- Theatrical release poster by Frank Frazetta
- Directed by: Peter Glenville
- Written by: Jean-Claude Carrière Peter Glenville
- Based on: L'Hôtel du libre échange 1894 play by Georges Feydeau Maurice Desvallières
- Produced by: Peter Glenville, Pierre Jourdan
- Starring: Alec Guinness Gina Lollobrigida Robert Morley
- Cinematography: Henri Decaë
- Edited by: Anne V. Coates
- Music by: Laurence Rosenthal
- Distributed by: Metro-Goldwyn-Mayer
- Release date: 14 October 1966 (New York City);
- Running time: 98 minutes
- Country: United Kingdom
- Language: English

= Hotel Paradiso (film) =

Hotel Paradiso is a 1966 British comedy film directed by Peter Glenville and starring Alec Guinness, Gina Lollobrigida and Robert Morley. It was written by Jean-Claude Carrière and Glenville based on the 1894 play L'Hôtel du libre échange by Maurice Desvallières and Georges Feydeau. It was released by Metro-Goldwyn-Mayer in Panavision.

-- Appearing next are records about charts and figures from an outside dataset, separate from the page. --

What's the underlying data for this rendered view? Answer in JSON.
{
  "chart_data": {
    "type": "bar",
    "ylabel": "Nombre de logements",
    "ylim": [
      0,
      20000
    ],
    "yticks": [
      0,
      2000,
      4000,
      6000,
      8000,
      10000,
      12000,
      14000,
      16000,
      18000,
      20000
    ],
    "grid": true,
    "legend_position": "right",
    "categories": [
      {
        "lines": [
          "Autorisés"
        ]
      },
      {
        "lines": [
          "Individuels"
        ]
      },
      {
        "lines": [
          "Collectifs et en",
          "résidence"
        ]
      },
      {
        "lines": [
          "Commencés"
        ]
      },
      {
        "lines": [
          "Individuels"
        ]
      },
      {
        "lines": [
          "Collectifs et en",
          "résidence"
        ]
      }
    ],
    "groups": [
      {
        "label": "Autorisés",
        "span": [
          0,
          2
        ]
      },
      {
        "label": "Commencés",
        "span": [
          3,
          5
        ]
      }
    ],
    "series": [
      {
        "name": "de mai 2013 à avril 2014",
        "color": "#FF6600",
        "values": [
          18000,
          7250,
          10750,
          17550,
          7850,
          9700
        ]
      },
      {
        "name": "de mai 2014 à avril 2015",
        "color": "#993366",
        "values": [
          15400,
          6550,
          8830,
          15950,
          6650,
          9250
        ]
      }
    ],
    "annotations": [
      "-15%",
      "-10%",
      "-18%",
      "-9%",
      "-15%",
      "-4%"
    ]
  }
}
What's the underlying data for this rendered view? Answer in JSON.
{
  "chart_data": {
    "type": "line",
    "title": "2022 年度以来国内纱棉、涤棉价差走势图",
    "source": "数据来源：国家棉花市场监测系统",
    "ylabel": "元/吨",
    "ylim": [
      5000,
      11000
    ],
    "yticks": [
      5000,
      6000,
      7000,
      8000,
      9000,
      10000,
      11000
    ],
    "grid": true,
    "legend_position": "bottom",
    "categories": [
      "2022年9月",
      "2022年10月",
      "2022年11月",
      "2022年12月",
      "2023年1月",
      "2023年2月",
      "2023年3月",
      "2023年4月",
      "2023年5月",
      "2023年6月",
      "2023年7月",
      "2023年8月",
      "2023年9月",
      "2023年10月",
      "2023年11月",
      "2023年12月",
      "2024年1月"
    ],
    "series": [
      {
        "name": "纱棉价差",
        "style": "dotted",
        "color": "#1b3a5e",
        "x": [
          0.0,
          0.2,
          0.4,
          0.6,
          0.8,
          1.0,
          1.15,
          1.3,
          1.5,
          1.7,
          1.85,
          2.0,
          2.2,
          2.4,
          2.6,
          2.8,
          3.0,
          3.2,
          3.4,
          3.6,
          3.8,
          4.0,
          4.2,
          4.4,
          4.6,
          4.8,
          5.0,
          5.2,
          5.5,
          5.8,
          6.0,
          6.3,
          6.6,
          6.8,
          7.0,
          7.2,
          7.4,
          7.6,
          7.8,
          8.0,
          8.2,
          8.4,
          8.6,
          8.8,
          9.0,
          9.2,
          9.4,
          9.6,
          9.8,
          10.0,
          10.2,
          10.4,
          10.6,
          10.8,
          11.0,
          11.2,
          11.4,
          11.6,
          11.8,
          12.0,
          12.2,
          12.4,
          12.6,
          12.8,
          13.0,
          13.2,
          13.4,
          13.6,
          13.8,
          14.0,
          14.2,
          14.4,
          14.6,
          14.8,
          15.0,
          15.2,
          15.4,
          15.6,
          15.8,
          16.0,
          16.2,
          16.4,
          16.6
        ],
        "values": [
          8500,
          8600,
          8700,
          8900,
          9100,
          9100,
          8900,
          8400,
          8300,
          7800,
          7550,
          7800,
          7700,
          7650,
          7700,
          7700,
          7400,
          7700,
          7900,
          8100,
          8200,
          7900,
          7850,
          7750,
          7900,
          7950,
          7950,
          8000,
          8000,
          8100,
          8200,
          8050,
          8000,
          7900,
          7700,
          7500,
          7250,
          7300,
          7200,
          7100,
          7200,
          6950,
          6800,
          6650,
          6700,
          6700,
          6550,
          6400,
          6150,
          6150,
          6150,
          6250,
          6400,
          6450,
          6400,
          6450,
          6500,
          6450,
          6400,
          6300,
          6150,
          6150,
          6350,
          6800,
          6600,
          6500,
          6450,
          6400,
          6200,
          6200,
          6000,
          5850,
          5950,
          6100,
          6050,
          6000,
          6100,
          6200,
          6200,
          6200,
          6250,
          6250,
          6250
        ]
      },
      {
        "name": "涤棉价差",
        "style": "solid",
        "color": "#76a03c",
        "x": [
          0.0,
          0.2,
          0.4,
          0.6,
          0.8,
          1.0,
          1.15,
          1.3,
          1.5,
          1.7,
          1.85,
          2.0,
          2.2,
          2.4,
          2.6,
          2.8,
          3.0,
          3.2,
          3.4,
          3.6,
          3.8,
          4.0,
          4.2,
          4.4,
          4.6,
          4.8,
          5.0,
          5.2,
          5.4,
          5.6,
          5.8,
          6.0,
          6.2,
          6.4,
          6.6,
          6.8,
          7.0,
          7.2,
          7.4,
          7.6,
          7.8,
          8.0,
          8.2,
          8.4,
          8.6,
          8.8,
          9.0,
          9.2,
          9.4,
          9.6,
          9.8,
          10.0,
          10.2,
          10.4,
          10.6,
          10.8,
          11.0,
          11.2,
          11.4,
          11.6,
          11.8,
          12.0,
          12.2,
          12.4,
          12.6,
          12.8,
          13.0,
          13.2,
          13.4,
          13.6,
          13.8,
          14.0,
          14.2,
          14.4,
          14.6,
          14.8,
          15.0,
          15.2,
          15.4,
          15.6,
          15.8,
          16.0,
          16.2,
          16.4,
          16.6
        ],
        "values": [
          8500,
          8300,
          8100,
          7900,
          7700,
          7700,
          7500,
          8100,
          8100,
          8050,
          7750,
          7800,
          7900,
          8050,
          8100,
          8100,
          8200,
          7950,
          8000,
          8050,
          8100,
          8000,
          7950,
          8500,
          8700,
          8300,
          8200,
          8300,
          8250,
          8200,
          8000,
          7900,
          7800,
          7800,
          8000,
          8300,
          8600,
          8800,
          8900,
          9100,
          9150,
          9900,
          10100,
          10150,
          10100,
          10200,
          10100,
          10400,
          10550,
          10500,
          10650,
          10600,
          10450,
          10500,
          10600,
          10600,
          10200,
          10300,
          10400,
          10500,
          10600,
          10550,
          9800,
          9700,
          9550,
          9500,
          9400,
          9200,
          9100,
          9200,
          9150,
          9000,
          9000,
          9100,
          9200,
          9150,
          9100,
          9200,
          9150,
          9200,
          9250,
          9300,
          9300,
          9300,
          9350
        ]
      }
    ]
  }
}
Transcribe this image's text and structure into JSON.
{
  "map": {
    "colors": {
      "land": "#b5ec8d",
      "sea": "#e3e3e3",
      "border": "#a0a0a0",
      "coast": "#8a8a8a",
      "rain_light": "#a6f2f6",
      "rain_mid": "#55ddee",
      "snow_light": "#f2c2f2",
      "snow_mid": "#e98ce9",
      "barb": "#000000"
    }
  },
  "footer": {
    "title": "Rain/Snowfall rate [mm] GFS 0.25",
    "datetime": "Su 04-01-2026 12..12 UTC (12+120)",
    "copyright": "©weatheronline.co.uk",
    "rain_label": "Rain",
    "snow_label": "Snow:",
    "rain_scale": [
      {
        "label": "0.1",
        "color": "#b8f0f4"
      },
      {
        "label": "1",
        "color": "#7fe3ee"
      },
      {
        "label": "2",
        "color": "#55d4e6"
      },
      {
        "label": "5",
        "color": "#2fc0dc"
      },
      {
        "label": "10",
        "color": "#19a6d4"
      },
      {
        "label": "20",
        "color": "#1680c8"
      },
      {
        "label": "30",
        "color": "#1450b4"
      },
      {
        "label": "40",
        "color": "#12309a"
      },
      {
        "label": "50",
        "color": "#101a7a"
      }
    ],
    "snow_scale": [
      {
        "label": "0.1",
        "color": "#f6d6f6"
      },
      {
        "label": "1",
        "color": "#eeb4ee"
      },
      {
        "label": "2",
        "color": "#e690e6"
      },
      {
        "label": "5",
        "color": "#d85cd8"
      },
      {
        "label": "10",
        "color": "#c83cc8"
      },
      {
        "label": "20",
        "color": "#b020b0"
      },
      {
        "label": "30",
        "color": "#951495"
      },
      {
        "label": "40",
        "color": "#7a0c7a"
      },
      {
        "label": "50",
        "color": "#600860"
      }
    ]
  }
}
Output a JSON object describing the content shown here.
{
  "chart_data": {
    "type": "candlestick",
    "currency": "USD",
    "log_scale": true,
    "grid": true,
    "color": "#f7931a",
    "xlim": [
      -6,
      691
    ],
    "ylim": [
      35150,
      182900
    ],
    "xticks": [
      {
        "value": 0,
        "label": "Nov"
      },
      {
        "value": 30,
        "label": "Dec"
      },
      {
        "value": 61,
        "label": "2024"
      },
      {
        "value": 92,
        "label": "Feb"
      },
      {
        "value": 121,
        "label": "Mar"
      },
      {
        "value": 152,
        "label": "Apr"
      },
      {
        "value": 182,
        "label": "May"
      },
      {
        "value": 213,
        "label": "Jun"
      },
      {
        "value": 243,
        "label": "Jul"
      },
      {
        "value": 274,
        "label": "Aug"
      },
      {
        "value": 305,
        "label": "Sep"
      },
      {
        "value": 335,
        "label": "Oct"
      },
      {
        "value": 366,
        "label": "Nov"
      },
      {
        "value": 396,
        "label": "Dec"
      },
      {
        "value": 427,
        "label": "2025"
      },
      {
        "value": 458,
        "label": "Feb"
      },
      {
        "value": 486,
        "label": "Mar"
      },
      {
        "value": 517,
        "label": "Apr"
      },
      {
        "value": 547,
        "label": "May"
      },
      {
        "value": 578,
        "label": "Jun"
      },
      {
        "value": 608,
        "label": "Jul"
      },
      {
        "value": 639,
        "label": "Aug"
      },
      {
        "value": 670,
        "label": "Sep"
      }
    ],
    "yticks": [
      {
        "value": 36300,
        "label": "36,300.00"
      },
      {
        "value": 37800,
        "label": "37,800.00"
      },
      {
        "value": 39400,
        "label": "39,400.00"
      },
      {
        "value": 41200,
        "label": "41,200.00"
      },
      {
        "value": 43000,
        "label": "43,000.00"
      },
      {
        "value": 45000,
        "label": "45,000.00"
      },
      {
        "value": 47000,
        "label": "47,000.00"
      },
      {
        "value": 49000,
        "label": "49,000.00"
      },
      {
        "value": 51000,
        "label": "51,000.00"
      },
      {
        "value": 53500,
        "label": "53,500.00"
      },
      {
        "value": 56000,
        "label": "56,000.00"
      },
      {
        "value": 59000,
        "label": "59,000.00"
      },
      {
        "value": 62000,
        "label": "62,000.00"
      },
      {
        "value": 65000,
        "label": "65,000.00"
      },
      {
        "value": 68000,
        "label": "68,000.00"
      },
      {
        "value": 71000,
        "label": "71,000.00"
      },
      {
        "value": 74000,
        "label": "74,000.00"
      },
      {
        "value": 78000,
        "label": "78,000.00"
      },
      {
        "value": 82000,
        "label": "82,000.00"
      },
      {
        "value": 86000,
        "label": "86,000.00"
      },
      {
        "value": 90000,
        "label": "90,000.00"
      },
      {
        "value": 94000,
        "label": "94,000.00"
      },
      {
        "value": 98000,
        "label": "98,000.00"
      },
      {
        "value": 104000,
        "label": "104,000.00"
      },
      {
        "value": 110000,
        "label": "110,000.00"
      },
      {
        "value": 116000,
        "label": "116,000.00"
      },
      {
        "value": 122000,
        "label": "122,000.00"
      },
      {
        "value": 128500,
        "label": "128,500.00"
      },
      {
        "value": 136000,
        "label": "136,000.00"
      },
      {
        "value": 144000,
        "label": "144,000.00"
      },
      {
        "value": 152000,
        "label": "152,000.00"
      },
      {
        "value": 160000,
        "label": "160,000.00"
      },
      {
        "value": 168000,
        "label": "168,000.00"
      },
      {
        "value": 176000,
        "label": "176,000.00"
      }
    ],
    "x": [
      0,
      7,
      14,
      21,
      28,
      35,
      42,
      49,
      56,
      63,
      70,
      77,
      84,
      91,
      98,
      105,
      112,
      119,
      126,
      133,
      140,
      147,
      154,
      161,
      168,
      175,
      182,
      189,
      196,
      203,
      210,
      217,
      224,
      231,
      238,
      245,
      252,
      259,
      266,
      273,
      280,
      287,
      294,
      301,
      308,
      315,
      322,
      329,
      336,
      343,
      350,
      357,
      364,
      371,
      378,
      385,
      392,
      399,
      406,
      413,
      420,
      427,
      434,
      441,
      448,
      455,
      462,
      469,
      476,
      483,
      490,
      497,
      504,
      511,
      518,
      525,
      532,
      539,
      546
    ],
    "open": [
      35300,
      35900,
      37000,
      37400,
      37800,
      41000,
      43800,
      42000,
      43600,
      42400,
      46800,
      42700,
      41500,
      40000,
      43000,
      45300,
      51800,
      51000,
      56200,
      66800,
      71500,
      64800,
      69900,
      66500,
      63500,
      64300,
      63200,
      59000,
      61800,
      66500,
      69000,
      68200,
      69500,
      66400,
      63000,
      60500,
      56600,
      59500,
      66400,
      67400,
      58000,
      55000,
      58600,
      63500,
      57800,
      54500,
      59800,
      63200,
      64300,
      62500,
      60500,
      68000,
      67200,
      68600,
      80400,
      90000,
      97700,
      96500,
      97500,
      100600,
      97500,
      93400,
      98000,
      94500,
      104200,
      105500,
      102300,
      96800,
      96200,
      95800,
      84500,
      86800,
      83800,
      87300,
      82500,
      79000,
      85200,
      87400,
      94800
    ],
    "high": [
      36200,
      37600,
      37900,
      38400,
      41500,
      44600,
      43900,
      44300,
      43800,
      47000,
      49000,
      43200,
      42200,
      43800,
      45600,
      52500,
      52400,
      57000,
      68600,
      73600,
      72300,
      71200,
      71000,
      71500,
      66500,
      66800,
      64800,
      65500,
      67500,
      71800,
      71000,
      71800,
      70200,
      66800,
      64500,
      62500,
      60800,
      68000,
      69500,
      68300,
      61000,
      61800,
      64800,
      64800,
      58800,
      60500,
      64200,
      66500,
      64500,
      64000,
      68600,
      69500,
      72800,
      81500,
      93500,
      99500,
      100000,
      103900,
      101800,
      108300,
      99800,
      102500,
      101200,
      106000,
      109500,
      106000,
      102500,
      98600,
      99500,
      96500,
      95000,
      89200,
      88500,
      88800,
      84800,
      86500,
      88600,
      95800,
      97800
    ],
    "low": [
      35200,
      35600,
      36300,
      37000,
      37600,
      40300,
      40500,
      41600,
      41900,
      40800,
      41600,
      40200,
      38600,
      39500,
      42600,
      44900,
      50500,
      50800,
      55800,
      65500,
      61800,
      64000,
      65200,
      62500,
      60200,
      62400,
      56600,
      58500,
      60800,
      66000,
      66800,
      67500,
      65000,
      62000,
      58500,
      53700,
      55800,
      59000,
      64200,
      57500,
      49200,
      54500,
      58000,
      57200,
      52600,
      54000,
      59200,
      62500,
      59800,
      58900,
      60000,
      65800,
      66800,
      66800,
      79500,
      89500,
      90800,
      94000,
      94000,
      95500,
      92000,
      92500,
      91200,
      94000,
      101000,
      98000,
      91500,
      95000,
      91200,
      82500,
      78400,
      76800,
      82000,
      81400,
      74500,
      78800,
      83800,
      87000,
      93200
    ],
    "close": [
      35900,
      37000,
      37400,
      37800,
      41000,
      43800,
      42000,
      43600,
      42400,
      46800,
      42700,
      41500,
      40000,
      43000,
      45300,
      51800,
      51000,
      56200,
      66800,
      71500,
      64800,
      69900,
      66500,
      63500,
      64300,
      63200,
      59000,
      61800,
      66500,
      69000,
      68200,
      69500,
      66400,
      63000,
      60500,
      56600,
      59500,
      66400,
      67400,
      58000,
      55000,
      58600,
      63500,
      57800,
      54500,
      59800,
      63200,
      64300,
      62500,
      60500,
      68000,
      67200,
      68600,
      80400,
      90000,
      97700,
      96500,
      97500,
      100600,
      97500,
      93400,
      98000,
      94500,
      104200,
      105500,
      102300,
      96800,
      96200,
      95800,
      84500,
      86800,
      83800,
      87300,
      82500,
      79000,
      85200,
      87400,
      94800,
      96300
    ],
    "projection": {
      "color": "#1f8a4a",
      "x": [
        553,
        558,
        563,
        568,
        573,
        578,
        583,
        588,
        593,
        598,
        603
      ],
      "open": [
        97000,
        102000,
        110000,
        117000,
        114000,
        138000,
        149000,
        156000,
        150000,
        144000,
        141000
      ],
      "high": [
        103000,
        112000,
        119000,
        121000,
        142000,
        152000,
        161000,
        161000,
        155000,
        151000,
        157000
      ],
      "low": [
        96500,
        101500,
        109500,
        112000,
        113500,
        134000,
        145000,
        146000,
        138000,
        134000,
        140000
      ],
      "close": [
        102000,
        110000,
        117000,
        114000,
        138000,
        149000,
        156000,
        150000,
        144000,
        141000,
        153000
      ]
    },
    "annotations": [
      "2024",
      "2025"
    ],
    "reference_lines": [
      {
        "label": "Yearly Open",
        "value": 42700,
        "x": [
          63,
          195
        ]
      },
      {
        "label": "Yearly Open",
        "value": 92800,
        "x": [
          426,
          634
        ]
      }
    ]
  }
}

Alec Guinness reprised the role he had played in the London West End theatre production of Hotel Paradiso, which opened at the Winter Garden Theatre, Drury Lane, London on 2 May 1956. Douglas Byng also reprised his part from the stage play.

==Plot==
Playwright Monsieur Feydeau is staying in the Parisian Hotel Paradiso. He needs to write a new play, but has writer's block. He takes the opportunity to observe his fellow guests: Monsieur Boniface, henpecked by his domineering wife, and Marcelle, the beautiful but neglected wife of Henri, a building inspector. Henri is sent to the hotel to investigate rumours of ghosts (which turn out to be caused by drains). However, the hotel is the trysting place of Marcelle and Boniface, who are having an affair. Family friend Martin shows up with his little daughters, but there isn't enough room at Boniface's place for the entire family. Martin overhears the name of the hotel, and checks in with them there.

In the somewhat rundown 'by-the-hour' hotel, there are two husbands and one wife, plus Henri's nephew and Boniface's maid, who are also having an affair. The little girls, responding to a "spooky" atmosphere in their room, sing a chant about witches while waving bedsheets, frightening Henri and other guests into thinking the ghost rumor is true. Marcelle and Boniface's affair is severely compromised (not least by a police raid). All these events provide Feydeau with the material for his play, which becomes the succès fou of the next season.

==Cast==
- Alec Guinness as Benedict Boniface
- Gina Lollobrigida as Marcelle Cotte
- Robert Morley as Henri Cotte
- David Battley as George
- Ann Beach as Victoire
- Marie Bell as la Grande Antoinette
- Douglas Byng as Mr. Martin
- Derek Fowlds as Maxime
- Eddra Gale as Guest
- Peter Glenville as the playwright
- Robertson Hare as the Duke
- Darío Moreno as the Turk
- Peggy Mount as Angelique Boniface
- Leonard Rossiter as the Inspector
- Akim Tamiroff as Anniello

== Critical reception ==
David McGillivray wrote in The Monthly Film Bulletin: "The decor is eye-catching, Decaé's photography crystal-clear, and Alec Guinness plays with nostalgic charm the sort of knockabout he grew out of in the Fifties. ... The farce has been diluted into light comedy and, apart from one sequence in which the entire clientele of the charge up and down the corridors like steam trains, the emphasis is set squarely on repetitive prowling and hiding. Some idea of the pace can be gained from the fact that forty minutes pass before the first pair of doors opens simultaneously."

Writing for The New York Times, Thomas Lask said "essentially, 'Hotel Paradiso' is a bedroom farce in the old tradition, and the picture is based on a frothy example of the genre by a master, Georges Feydeau, who worked with Maurice Desvallieres on the play. That kind of exercise calls for a crispness, a propulsive energy that Mr. Glenville's film has only fitfully. The result is that the picture is charming when it should be brisk, amiable when it should be ridiculous." However, he praised the cast, particularly Guinness.

Editor Annr Cotes called it a "disaster film-wise".